Representative Publications

  1. Anderson A, Gochenaur L, Singh A, Grant R, Patel K, Watkins S, Wu J, Pandey UB. Traumatic injury induces Stress Granule Formation and enhances Motor Dysfunctions in ALS Models. Hum Mol Genet. 2018 Apr 15; 27(8):1366-1381.
  2. Bakthavachalu B, Huelsmeier J, Sudhakaran I, Hillebrand J, Singh A, Petrauskas A, Thiagarajan D, Sankaranarayanan M, Mizoe L, Anderson EA, Pandey UB, Ross E, VijayRaghavan K, Parker R, Ramaswami M. RNP-granules assembly via Ataxin02 disordered domains is required for long-term memory and neurodegeneration. Neuron. 2018 May 16; 98(4):754-766    *Previewed in ‘Neuron’

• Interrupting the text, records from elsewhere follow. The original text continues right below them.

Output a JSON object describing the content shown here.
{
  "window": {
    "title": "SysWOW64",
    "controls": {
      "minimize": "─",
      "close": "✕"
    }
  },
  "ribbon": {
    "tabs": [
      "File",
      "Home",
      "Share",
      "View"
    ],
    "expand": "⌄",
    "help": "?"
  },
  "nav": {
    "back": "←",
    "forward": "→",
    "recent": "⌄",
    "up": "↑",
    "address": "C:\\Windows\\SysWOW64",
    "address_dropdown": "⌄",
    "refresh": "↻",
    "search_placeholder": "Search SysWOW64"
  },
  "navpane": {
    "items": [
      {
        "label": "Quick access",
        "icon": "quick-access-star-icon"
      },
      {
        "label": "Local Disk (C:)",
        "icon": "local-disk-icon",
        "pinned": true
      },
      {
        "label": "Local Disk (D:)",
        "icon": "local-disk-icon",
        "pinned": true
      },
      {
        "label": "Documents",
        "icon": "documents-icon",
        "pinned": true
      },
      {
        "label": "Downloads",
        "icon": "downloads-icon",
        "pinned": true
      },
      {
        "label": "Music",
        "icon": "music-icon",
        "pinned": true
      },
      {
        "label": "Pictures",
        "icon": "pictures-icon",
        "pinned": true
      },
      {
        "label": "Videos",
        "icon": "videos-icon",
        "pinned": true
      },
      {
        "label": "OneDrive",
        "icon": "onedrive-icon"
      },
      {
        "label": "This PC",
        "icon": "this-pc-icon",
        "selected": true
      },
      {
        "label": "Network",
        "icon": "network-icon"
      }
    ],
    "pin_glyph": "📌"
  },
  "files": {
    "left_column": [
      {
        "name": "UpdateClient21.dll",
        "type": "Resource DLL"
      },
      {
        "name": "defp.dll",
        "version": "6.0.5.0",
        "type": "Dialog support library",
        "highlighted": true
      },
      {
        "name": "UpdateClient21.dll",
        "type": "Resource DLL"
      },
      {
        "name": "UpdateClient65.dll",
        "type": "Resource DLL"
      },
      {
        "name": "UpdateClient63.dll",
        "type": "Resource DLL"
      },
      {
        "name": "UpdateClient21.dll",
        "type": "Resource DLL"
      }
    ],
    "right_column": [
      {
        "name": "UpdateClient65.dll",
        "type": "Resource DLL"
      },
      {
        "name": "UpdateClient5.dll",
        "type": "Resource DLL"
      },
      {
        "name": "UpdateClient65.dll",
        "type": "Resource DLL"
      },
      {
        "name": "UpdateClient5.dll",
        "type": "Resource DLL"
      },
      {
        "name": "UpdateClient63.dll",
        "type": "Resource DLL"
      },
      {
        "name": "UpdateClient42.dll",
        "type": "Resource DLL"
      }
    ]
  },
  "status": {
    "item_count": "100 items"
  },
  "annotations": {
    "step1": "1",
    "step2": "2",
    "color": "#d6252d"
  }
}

  3. Guo L, Kim HJ, Wang H, Monaghan J, Freyermuth F, Sung JC, O'Donovan K, Fare CM, Diaz Z, Singh N, Zhang ZC, Coughlin M, Sweeny EA, DeSantis ME, Jackrel ME, Rodell CB, Burdick JA, King OD, Gitler AD, Lagier-Tourenne C, Pandey UB, Chook YM, Taylor JP, Shorter J. Nuclear-Import Receptors Reverse Aberrant Phase Transitions of RNA-Binding Proteins with Prion-like Domains. Cell. 2018 Apr19; 173(3):677-692
  4. Daigle JG, Krishnamurthy K, Ramesh R, Casci I, Monaghan J, McAvoy K, Godfrey GW, Daniel D, Johnson E, Monahan Z, Shewmaker F, Pasinelli P, Pandey UB. Pur alpha ameliorates FUS toxicity and regulates cytoplasmic stress granule dynamics. Acta Neuropathologica. 2016 Jan 4
  5. Scaramuzzino C, Casci I, Parodi S, Lievens PMJ, Milioto C, Polanco MJ, Chivet M, Mishra A, Badders N, Aggarwal N, Grunseich C, Sambataro F, Basso M, Fackelmayer FO, Taylor JP, Pandey UB and Pennuto M. Protein arginine methyltransferase 6 enhances polyglutamine-expanded androgen receptor function and toxicity in spinal and bulbar muscular atrophy. Neuron. 2015 Jan 7; 84(7)
  6. Pandey UB, Nie Z, Batlevi Y, McCray BA, Ritson GP, Nedelsky NB, Schwartz SL, DiProspero NA, Knight MA, Schuldiner O, Padmanabhan R, Hild M, Berry DL, Garza D, Hubbert CC, Yao TP, Baehrecke EH, Taylor JP. HDAC6 rescues neurodegeneration and provides an essential link between autophagy and the UPS. Nature. 2007 Jun 14; 447(7146):860-4.     *Previewed in Neuron and selected for ‘must read paper’ by faculty 1000 biology.